The effects of illness duration and medication status on decreased DMN FC in MDD patients. The violin figures show the distribution of mean DMN within-network FC for FEDN MDD patients with long vs. short illness duration (A), for all MDD patients with long vs. short illness duration (B), and for first-episode MDD patients with vs. without medication usage (C).

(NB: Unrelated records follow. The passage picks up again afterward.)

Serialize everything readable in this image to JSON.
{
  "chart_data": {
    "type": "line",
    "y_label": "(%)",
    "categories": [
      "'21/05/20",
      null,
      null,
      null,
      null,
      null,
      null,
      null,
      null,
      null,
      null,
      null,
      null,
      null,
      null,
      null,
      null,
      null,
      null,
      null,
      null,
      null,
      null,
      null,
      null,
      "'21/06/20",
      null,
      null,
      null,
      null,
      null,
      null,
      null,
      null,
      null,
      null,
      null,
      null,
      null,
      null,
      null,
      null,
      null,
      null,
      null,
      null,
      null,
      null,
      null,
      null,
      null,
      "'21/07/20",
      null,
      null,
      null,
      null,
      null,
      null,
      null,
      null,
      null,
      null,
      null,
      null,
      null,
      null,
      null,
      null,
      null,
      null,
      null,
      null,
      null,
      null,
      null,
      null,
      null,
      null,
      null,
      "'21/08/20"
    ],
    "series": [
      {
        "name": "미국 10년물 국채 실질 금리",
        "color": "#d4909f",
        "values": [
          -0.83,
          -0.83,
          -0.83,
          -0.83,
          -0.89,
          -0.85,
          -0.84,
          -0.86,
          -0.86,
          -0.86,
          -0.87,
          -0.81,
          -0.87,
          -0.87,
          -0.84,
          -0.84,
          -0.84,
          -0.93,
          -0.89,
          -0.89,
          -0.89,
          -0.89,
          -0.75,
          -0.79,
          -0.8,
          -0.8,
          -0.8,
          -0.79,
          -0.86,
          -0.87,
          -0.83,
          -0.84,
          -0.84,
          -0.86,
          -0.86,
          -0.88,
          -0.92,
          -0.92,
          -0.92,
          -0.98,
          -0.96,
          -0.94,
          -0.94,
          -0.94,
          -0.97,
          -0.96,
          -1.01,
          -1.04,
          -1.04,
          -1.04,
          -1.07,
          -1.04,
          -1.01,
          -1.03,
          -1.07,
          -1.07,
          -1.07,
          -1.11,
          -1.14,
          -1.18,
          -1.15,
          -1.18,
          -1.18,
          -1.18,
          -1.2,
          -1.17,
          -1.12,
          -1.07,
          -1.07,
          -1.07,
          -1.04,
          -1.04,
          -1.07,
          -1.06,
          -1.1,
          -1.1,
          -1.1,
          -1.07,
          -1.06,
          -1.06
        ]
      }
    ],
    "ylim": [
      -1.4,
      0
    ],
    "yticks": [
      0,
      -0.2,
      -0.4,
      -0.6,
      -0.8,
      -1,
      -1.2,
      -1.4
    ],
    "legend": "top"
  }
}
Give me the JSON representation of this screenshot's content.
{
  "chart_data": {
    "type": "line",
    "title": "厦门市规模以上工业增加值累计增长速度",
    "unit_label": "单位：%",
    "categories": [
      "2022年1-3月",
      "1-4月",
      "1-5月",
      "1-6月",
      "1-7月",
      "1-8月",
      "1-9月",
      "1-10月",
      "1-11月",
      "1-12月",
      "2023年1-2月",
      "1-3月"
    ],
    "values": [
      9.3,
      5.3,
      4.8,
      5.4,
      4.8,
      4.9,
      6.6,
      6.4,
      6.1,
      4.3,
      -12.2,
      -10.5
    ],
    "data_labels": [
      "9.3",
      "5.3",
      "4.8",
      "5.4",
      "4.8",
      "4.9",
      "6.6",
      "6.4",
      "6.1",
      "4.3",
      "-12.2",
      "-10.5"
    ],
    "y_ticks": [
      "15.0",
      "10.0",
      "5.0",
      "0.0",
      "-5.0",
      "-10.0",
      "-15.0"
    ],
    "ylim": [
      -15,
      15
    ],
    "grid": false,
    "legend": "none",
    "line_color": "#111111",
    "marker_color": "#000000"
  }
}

The t values are the statistics for these comparisons in LMM analyses. Please see SI Appendix, Fig. S4 for the forest plots of effect size per site generated by a metamodel in reproducibility analyses. **P < 0.01.
Fig. 4.
Fig. 4.
Exploratory analyses of FC within and between the seven brain networks delineated by Yeo et al. (15): (A) all MDDs vs. NCs; (B) FEDN MDDs vs. NCs; (C) recurrent MDDs vs. NCs; (D) recurrent MDDs vs. FEDN MDDs; and (E) MDDs on medication vs. FEDN MDDs. FDR correction was performed among 7 within-network and 21 between-network connections for the whole-group analysis (comparing all 848 MDDs with 794 NCs). For subgroup analyses, FDR corrected for the six abnormal connections found in the whole-group analysis. Subcortical, subcortical ROIs.